Tout d’abord, la mise en place du deuxième pont sur la Durance, qui relie Cavaillon aux Bouches-du-Rhône. Ce qui peut pénaliser une ville, c’est son manque de fluidité en raison des embouteillages. Nous avons tendance à l’oublier, si vous regardez aujourd’hui par rapport à dix ans en arrière, il n’y a plus de ralentissement important à l’entrée de Cavaillon. Deuxième point, les travaux que nous avons engagés à partir de 2009 autour de la rivière du Coulon – Calavon, pour faire face aux inondations. J’ai été élu en mars 2008, en décembre 2008, une inondation a eu lieu avec un débordement d’un mètre. J’étais tout le temps sur le terrain. Certains refusaient même de me serrer la main alors que j’étais élu depuis huit mois seulement. Il y avait tellement de procédures administratives que les choses n’avaient pas réellement avancé. J’ai donc pris le dossier à bras-le-corps. Nous sommes partis au combat avec l’administration, avec l’Etat et la préfecture. Nous sommes arrivés à remettre en route un processus pour faire des travaux et sécuriser les villes. En 2012, de nouvelles intempéries identiques à celles de 2008. Pas une goutte d’eau n’a été déversée à ce moment-là. Pari gagné.
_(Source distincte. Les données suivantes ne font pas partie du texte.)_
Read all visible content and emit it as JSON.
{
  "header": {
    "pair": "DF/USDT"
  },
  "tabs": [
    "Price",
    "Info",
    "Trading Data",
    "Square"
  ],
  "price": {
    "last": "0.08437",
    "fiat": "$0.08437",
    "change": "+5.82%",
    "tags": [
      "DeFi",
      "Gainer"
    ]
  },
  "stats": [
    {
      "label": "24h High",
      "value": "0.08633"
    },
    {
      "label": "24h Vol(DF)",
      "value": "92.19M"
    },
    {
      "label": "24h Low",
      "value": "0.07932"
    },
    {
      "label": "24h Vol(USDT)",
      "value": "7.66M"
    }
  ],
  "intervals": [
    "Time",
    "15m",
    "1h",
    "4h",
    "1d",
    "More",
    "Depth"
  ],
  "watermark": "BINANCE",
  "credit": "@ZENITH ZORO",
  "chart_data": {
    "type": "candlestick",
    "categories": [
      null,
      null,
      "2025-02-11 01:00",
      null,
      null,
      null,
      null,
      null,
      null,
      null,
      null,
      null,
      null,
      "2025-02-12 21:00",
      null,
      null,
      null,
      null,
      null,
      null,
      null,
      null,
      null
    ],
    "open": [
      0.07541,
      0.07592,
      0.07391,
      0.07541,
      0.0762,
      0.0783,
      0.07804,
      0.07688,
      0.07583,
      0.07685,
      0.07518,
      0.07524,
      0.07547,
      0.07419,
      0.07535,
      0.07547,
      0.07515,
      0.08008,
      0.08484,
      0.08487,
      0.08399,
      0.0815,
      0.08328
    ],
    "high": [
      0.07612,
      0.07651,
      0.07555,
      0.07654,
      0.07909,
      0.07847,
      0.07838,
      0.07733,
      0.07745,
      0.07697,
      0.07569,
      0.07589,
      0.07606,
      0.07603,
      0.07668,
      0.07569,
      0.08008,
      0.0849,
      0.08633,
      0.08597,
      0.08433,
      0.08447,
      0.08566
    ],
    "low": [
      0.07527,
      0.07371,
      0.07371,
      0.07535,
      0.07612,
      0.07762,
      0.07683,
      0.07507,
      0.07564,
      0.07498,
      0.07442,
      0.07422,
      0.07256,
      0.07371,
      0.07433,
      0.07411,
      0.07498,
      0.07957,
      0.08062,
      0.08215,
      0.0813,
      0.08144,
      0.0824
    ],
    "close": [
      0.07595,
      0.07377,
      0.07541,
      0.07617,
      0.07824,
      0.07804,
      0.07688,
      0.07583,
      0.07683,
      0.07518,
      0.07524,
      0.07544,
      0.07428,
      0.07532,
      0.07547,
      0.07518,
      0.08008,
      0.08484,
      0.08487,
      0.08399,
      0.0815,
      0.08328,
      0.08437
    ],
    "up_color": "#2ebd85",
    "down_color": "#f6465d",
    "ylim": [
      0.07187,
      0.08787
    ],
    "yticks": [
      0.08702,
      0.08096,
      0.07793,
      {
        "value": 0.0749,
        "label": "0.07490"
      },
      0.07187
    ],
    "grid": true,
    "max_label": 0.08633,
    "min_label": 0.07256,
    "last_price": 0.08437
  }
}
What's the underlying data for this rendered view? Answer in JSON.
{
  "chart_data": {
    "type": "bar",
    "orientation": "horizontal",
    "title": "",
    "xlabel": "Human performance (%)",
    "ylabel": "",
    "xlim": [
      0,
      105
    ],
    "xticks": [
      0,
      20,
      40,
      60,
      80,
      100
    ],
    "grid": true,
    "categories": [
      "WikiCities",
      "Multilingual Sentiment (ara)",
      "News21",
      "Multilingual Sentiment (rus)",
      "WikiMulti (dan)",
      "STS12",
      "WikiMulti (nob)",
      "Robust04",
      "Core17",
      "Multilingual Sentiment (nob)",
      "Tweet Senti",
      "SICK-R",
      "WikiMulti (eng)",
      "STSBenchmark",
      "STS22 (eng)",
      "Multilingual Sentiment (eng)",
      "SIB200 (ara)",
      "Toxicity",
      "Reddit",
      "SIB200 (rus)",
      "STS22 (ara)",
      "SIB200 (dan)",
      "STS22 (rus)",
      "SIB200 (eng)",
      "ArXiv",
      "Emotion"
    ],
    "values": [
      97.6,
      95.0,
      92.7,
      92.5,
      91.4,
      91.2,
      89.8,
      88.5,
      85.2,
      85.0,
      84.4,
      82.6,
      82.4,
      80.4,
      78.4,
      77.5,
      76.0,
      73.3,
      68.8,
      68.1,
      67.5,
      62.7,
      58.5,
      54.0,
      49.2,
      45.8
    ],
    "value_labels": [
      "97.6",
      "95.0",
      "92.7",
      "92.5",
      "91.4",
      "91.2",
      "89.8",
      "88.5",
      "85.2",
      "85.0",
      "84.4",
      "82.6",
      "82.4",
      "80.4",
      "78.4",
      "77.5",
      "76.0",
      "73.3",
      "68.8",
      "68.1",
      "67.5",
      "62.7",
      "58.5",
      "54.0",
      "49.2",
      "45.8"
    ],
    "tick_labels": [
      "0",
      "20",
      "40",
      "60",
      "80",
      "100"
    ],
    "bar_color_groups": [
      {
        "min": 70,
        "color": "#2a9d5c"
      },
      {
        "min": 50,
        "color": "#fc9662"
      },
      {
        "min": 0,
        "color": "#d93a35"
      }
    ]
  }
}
Éric Ciotti qui soutient Eric Zemmour en cas de face-à-face avec Emmanuel Macron. La droite républicaine n’est-elle pas sujette à malaise ?
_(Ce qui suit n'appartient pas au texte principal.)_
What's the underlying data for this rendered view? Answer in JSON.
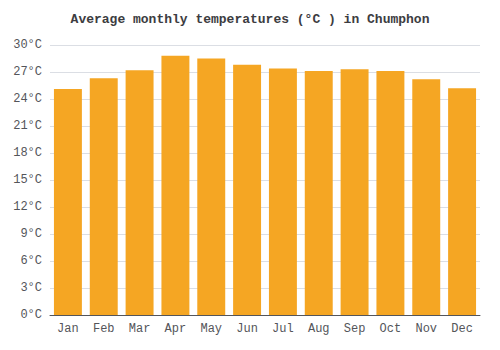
{
  "chart_data": {
    "type": "bar",
    "title": "Average monthly temperatures (°C ) in Chumphon",
    "categories": [
      "Jan",
      "Feb",
      "Mar",
      "Apr",
      "May",
      "Jun",
      "Jul",
      "Aug",
      "Sep",
      "Oct",
      "Nov",
      "Dec"
    ],
    "values": [
      25.1,
      26.3,
      27.2,
      28.8,
      28.5,
      27.8,
      27.4,
      27.1,
      27.3,
      27.1,
      26.2,
      25.2
    ],
    "color": "#F5A623",
    "ylim": [
      0,
      30
    ],
    "yticks": [
      {
        "value": 0,
        "label": "0°C"
      },
      {
        "value": 3,
        "label": "3°C"
      },
      {
        "value": 6,
        "label": "6°C"
      },
      {
        "value": 9,
        "label": "9°C"
      },
      {
        "value": 12,
        "label": "12°C"
      },
      {
        "value": 15,
        "label": "15°C"
      },
      {
        "value": 18,
        "label": "18°C"
      },
      {
        "value": 21,
        "label": "21°C"
      },
      {
        "value": 24,
        "label": "24°C"
      },
      {
        "value": 27,
        "label": "27°C"
      },
      {
        "value": 30,
        "label": "30°C"
      }
    ],
    "grid": true
  }
}
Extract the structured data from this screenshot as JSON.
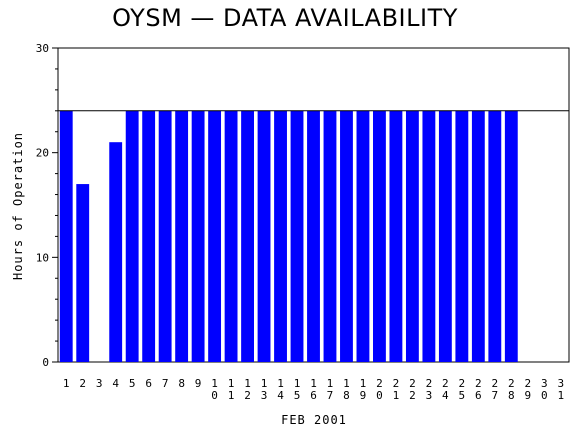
{
  "chart_data": {
    "type": "bar",
    "title": "OYSM — DATA AVAILABILITY",
    "xlabel": "FEB 2001",
    "ylabel": "Hours of Operation",
    "ylim": [
      0,
      30
    ],
    "yticks": [
      0,
      10,
      20,
      30
    ],
    "reference_line": 24,
    "categories": [
      "1",
      "2",
      "3",
      "4",
      "5",
      "6",
      "7",
      "8",
      "9",
      "10",
      "11",
      "12",
      "13",
      "14",
      "15",
      "16",
      "17",
      "18",
      "19",
      "20",
      "21",
      "22",
      "23",
      "24",
      "25",
      "26",
      "27",
      "28",
      "29",
      "30",
      "31"
    ],
    "values": [
      24,
      17,
      0,
      21,
      24,
      24,
      24,
      24,
      24,
      24,
      24,
      24,
      24,
      24,
      24,
      24,
      24,
      24,
      24,
      24,
      24,
      24,
      24,
      24,
      24,
      24,
      24,
      24,
      0,
      0,
      0
    ],
    "bar_color": "#0000ff",
    "grid": false
  }
}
Je ne suis pas dans le commentaire des propos à résonnance médiatique. Attachons-nous au fond, non au débat de personne. Le parti LR a des positions très claires sur le régalien. Je vais prendre deux chiffres. Sous de Gaulle, les dépenses régaliennes, police, justice, représentaient 6% du PIB, aujourd’hui c’est 3%. Nous sommes passés d’une unité à la moitié, parce que les budgets ont été affectés ailleurs. Les institutions de la République doivent garantir la sécurité de chacun. Aujourd’hui, il faudrait même élever le chiffre à 7 ou 8%, car vous n’avez plus ce pilier fort de la famille, de l’éducation, du respect. L’Etat par son rôle doit subvenir aux insuffisances de chacun. Si revenir au régalien fait dire à certains que c’est de l’extrême droite, c’est à n’y rien comprendre. Notre parti n’a pas dérivé sur l’extrême droite. C’est un parti attaché au triptyque : liberté, égalité, fraternité. Dans la pratique en France, nous en sommes encore loin.
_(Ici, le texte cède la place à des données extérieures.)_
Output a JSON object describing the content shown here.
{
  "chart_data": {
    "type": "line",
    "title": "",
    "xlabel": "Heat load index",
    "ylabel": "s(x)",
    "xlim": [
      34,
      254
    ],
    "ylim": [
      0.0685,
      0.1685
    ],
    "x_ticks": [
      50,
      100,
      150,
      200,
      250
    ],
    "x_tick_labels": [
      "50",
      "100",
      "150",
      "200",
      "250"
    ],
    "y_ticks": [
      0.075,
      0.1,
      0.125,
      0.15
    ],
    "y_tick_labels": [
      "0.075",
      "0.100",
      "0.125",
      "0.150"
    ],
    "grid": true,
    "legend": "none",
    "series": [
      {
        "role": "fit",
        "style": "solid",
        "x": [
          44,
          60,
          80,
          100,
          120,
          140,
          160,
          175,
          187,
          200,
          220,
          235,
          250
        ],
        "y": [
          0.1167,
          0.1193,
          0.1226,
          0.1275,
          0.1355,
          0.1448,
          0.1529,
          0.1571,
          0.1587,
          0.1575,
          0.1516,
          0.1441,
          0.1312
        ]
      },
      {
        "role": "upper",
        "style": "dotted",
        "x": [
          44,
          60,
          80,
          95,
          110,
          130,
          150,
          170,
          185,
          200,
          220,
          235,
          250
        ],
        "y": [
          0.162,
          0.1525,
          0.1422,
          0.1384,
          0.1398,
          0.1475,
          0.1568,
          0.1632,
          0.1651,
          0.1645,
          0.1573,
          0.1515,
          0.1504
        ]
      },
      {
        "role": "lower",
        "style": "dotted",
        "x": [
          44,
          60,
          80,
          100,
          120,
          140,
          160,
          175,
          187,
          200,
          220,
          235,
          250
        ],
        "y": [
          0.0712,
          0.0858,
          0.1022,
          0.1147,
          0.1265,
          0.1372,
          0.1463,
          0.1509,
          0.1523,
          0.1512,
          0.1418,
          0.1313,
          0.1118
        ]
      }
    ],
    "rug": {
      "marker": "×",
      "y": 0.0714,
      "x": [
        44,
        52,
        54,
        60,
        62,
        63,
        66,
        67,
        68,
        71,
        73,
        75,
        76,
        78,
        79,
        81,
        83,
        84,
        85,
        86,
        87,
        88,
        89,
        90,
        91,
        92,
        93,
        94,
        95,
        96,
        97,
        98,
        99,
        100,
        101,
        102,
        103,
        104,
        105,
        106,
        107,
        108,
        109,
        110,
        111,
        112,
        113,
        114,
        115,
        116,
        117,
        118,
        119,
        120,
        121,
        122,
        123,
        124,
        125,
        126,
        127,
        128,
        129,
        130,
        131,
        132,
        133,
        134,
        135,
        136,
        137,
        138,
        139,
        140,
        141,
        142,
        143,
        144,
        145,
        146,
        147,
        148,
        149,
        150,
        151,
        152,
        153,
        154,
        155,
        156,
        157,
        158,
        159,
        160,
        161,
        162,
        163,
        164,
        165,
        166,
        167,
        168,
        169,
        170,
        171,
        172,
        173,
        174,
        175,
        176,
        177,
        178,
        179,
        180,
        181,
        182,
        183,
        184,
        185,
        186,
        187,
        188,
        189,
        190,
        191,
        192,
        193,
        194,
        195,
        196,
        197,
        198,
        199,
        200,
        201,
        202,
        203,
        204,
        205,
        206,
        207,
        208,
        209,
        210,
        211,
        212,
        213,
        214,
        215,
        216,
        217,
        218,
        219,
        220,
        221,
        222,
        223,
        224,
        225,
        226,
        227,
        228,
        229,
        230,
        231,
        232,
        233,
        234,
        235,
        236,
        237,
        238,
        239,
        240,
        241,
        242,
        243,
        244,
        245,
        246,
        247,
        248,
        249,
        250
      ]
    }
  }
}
Quelle est la force de la famille LR par rapport à d’autres partis tel que LREM ?

La différence, c’est que l’engagement des Républicains repose sur un parti politique. LREM n’est pas un parti politique. Pour moi, aucune comparaison n’est possible. Le parti LR, auparavant UMP, a cette histoire ancienne, ces valeurs fondamentales, cette ligne idéologique. Emmanuel Macron a gagné l’élection, les Français ont élu un homme. Le jour où il n’y aura plus Emmanuel Macron, je ne suis pas sûr qu’un Edouard Philippe s’entende avec un François Bayrou.